Force regulation and contact transition control

This dissertation addresses an important problem in the area of robotics, the problem of design of a force regulating, contact transition stabilizing control; also called impact control. Impact control is required in most assembly tasks involving the interaction of the hand of the manipulator and the workpiece. For workpieces with low tolerance, force feedback is necessary to reduce the effect of the uncertain location and unknown stiffness of the environment.;Impact control is a challenging problem and includes all the difficulties and problems encountered in force control. In a general contact operation, a certain approach velocity is needed for high productivity; resulting in a collision with the contact surface. Collision is considered as a dangerous phenomenon compromising the safety of the equipment, it can give rise to a large peak impact force and possible bouncing.;In this dissertation, a novel robust impact control design is proposed using positive acceleration feedback based on the singular perturbation method, and a switching control strategy is developed for the robot impact control and force regulation. The robot dynamic model is feedback linearized and decoupled for the free motion mode, the phase transition mode, and the constrained motion mode. The transient force response during impact can be controlled such that large peak impact force and bouncing can be avoided. The switching control strategy deals with the inadvertent loss of contact of the end-effector. The stability of the overall system can be guaranteed and bouncing can be eliminated after a finite number of switches. Finally the output force can be regulated simultaneously after contact is established.
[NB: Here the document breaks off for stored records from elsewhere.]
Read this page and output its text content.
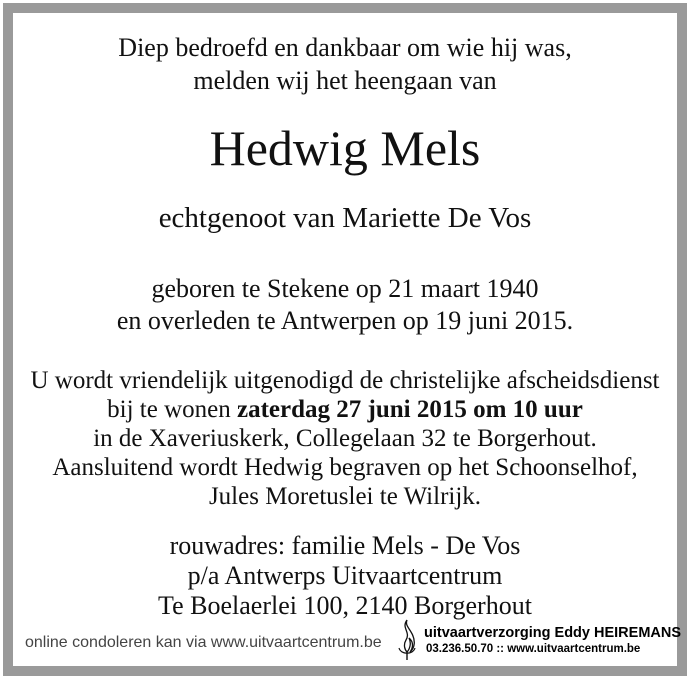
Diep bedroefd en dankbaar om wie hij was,
melden wij het heengaan van
Hedwig Mels
echtgenoot van Mariette De Vos
geboren te Stekene op 21 maart 1940
en overleden te Antwerpen op 19 juni 2015.
U wordt vriendelijk uitgenodigd de christelijke afscheidsdienst
bij te wonen zaterdag 27 juni 2015 om 10 uur
in de Xaveriuskerk, Collegelaan 32 te Borgerhout.
Aansluitend wordt Hedwig begraven op het Schoonselhof,
Jules Moretuslei te Wilrijk.
rouwadres: familie Mels - De Vos
p/a Antwerps Uitvaartcentrum
Te Boelaerlei 100, 2140 Borgerhout
online condoleren kan via www.uitvaartcentrum.be
uitvaartverzorging Eddy HEIREMANS
03.236.50.70 :: www.uitvaartcentrum.be
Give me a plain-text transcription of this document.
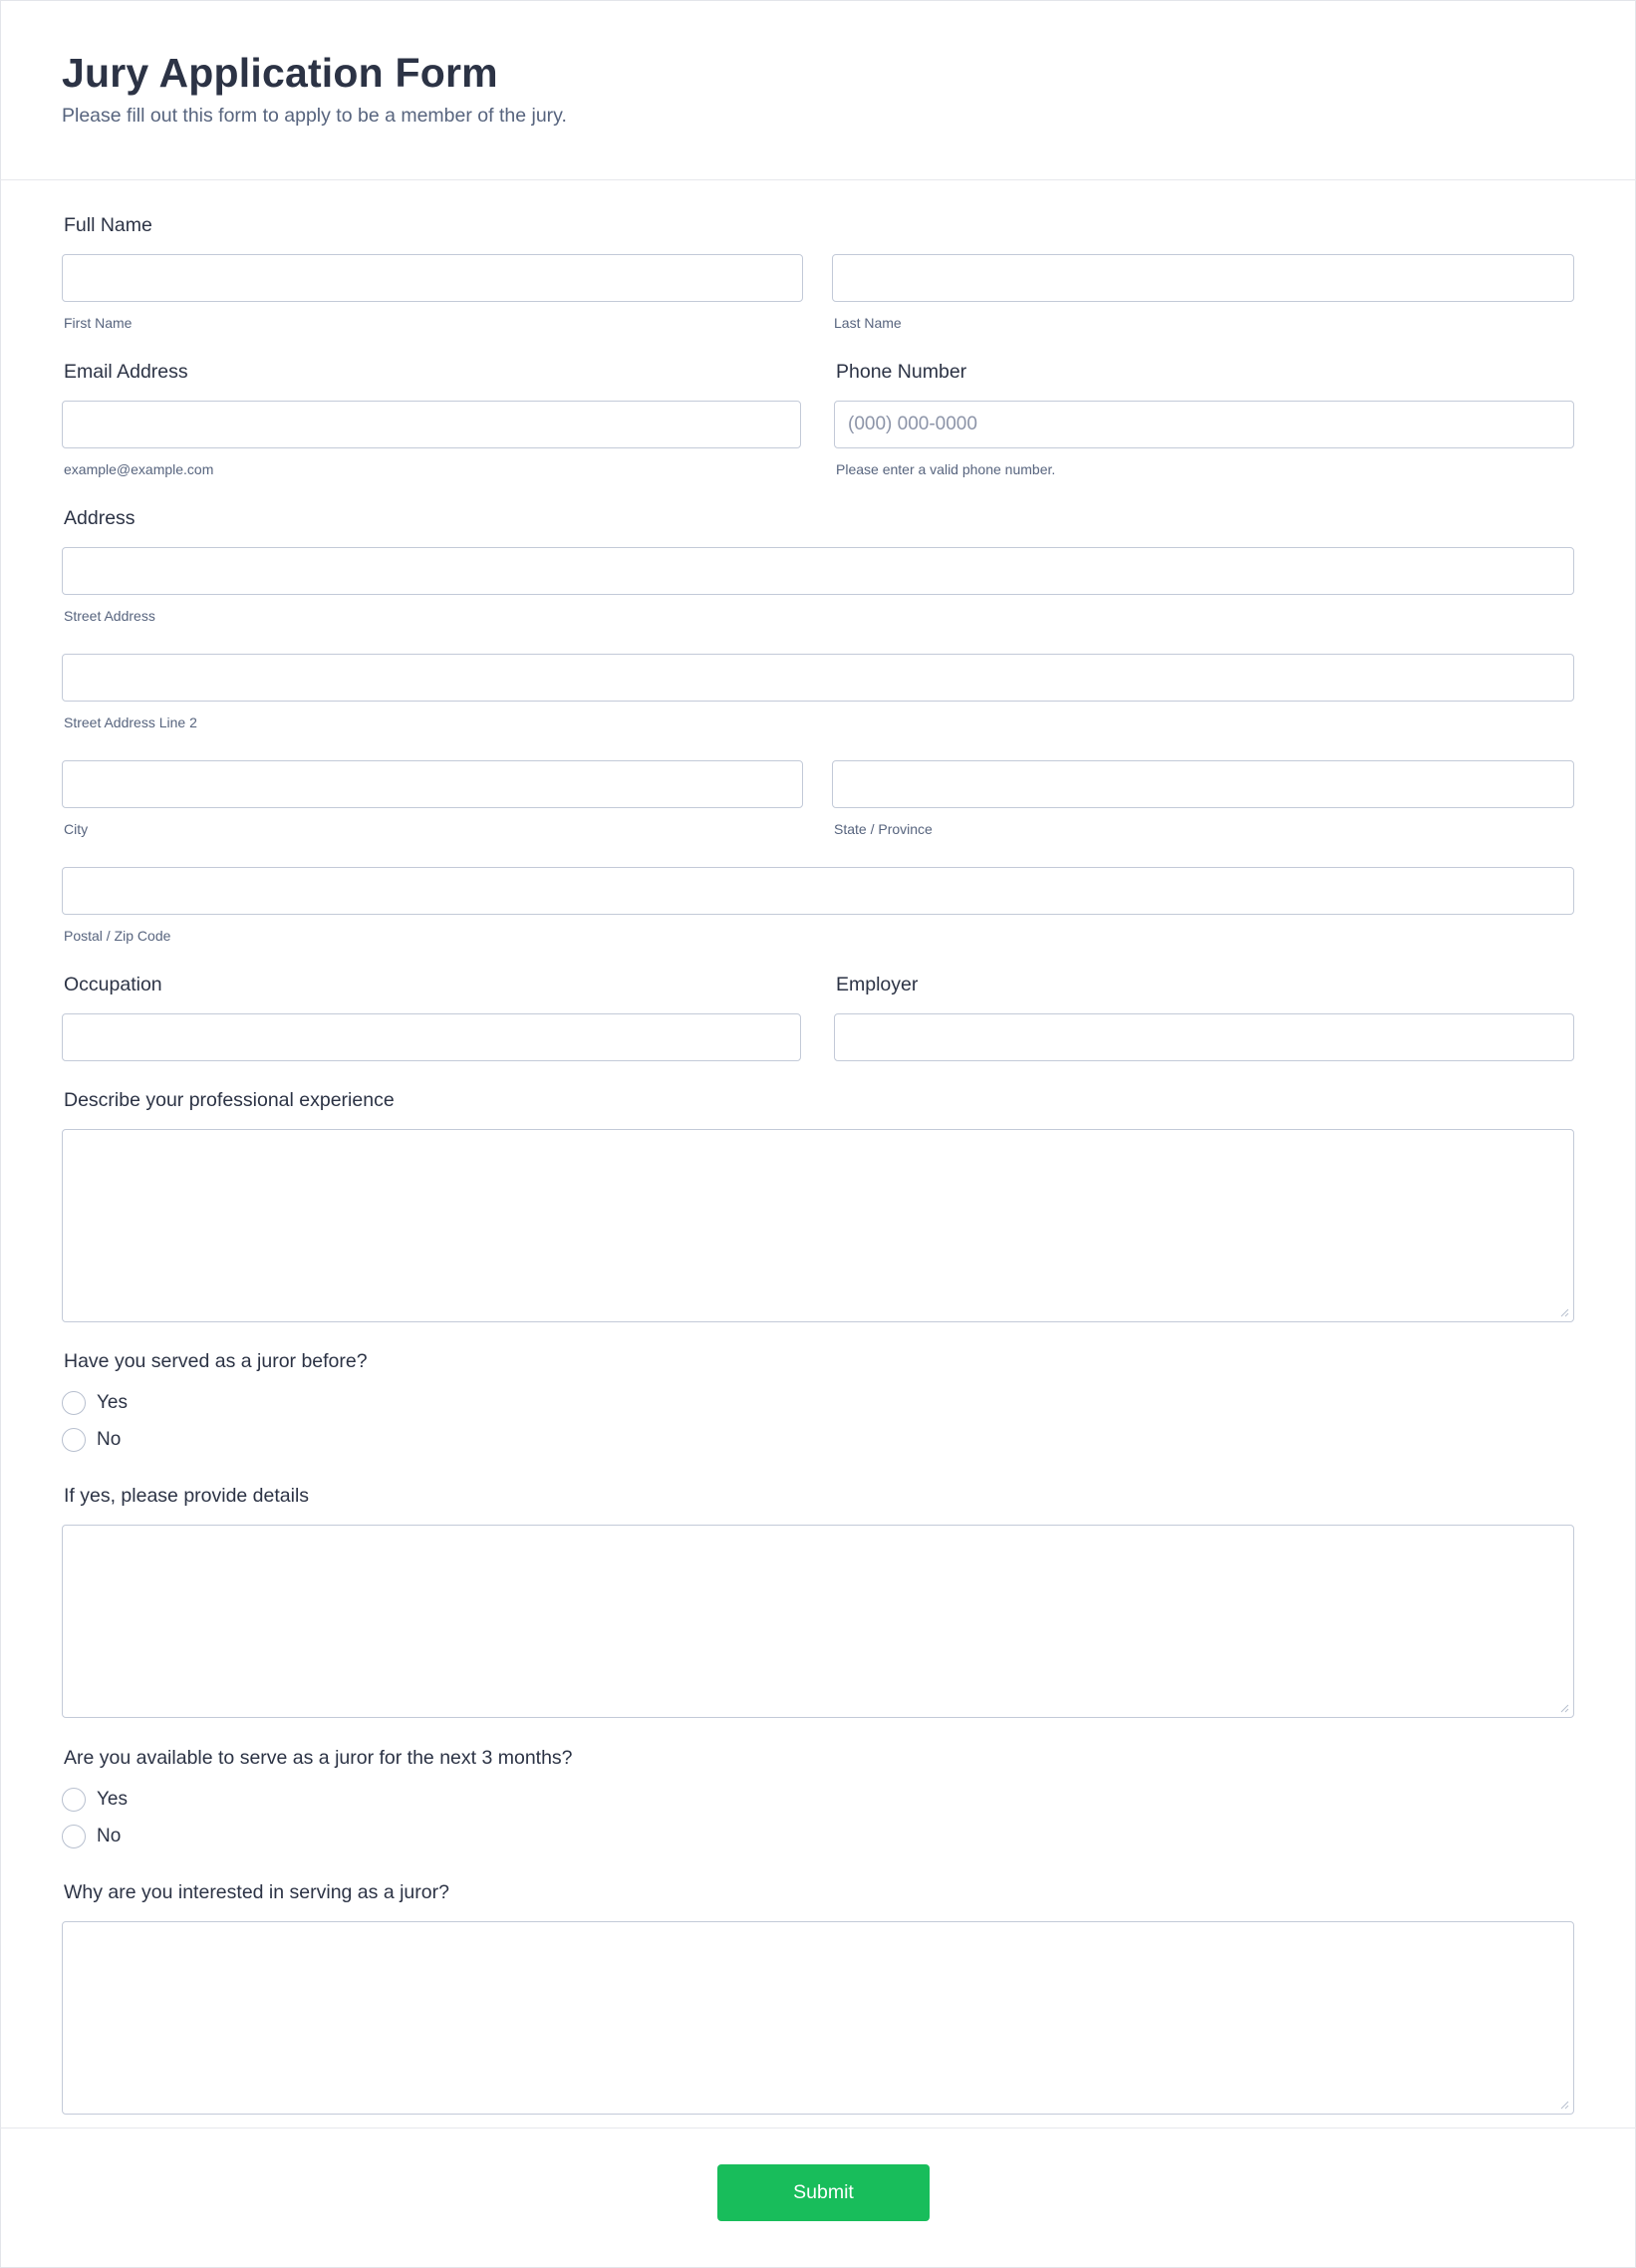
Jury Application Form
Please fill out this form to apply to be a member of the jury.
Full Name
First Name	Last Name
Email Address	Phone Number
(000) 000-0000
example@example.com	Please enter a valid phone number.
Address
Street Address
Street Address Line 2
City	State / Province
Postal / Zip Code
Occupation	Employer
Describe your professional experience
Have you served as a juror before?
Yes
No
If yes, please provide details
Are you available to serve as a juror for the next 3 months?
Yes
No
Why are you interested in serving as a juror?
Submit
A complete and rigorous stability analysis based on Liapunov-like methods is given for the proposed system. This scheme is implemented and tested on a 6 DOF PUMA 560 robot arm. A theoretical as well as experimental comparison with other schemes is also made. The results demonstrate the advantages of the proposed control methods. In addition, the orientation singularity problem which was encountered in the experiment is also discussed and solved in the dissertation.